Diamonds on display at the NWT Diamond Centre in Yellowknife in October 2020. Meaghan Brackenbury/Cabin Radio
With economic sanctions mounting against Russia, diamond retailers are increasing efforts to trace where the gems come from. That could help Canada’s mining industry.
In response to Russia’s invasion of Ukraine, the Canadian government in February issued sanctions against Alrosa, a giant Russian diamond mining company, and its chief executive.
The US government followed suit in April, joining the UK, New Zealand and the Bahamas in sanctioning the company to cut off support to Russia.
Boycotting Alrosa could have consequences far beyond the Kremlin.
Alrosa, which is partially state-owned, accounts for the vast majority of Russia’s diamond output. It’s also the world’s largest diamond mining company, responsible for about a third of global production of rough diamonds.
As a result of the sanctions, Bloomberg News reported, prices for some diamonds are “spiking.” The price of small rough diamonds has jumped about 20 percent since the start of March, Bloomberg reported this month, and other diamond companies are struggling to fill the demand.
Paul Zimnisky, a diamond industry analyst based in New York City, was more cautious in his assessment.
“Right now there hasn’t been a parabolic upward move in diamond prices like we saw with, say, oil or wheat,” he told Cabin Radio.
“Diamond prices haven’t moved as much as you would think since this happened.”
Zimnisky said that’s because the diamond trade is seasonal, with March, April and May typically being slower months for the industry. He said things usually pick up in July, when retailers begin buying diamonds for the holiday season.
“Once the industry starts to get back into gear and prepare for the upcoming holiday season, [that’s] when the impact of this is going to really start to be felt,” he said.
Zimnisky said there could be shortages of certain types of diamonds, as Russia predominantly produces smaller and medium-sized stones.
Yet Zimnisky said a potential surge in diamond prices could be tempered by demand as 2021 was a record year for diamond jewellery sales and the global economy is slowing.
So far, the sanctions against Alrosa are having the biggest impact on manufacturers in India, where 90 percent of the world’s diamonds are cut and polished. There, Zimnisky said, there have been supply shortages of rough diamonds and work has slowed.
Benefits for Canada
Tiffany Stevens, chief executive of the Jewelers Vigilance Committee, added polishers in India are “in an unenviable position” as they’re facing demand from US buyers to not use stones of Russian origin.
While US rules allow the import of Russian diamonds as long as they were processed elsewhere, many jewellers have agreed to stop using any gems that come from Russia. This comes following years of increased pressure to track diamonds along the supply chain and for retailers to inform consumers of a diamond’s origin.
“It’s been a really big thing to adjust to,” Stevens told Cabin Radio. “What we’re seeing on the ground and in the industry is a real hunger to comply with the sanctions and to even go beyond what the sanctions are currently requiring.”

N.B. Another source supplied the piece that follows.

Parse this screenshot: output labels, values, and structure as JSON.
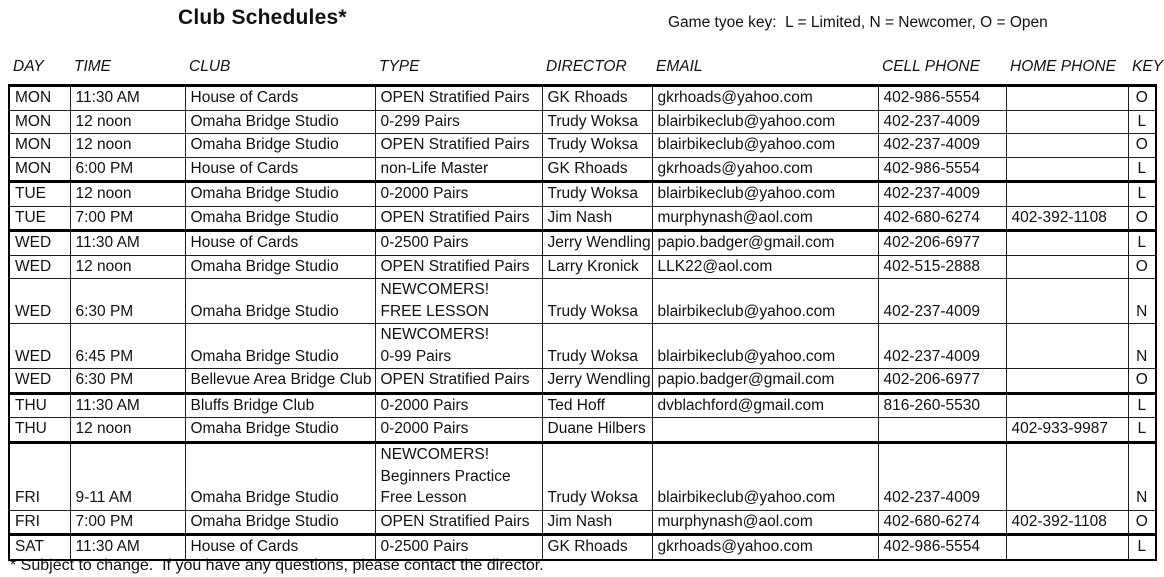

Zimnisky said that appetite could benefit other countries.
“Anybody that is producing non-Russian diamonds is probably positioned well for this,” he said. “The industry is going to need new sources of non-Russian diamonds to cater to that western market and I think that could benefit jurisdictions like Canada.”
Kevin Vantyghem, vice president of Vantyghem Diamonds and a director of the Canadian Jewellers Association, agreed.
“People are looking for more diamonds that are tracked and traced,” he said, noting Canada already has those tracking systems in place.
“We’re seeing that the end consumer is more inquisitive and more concerned as to: where did this diamond originate?” added Gail Golberg, chair of the association.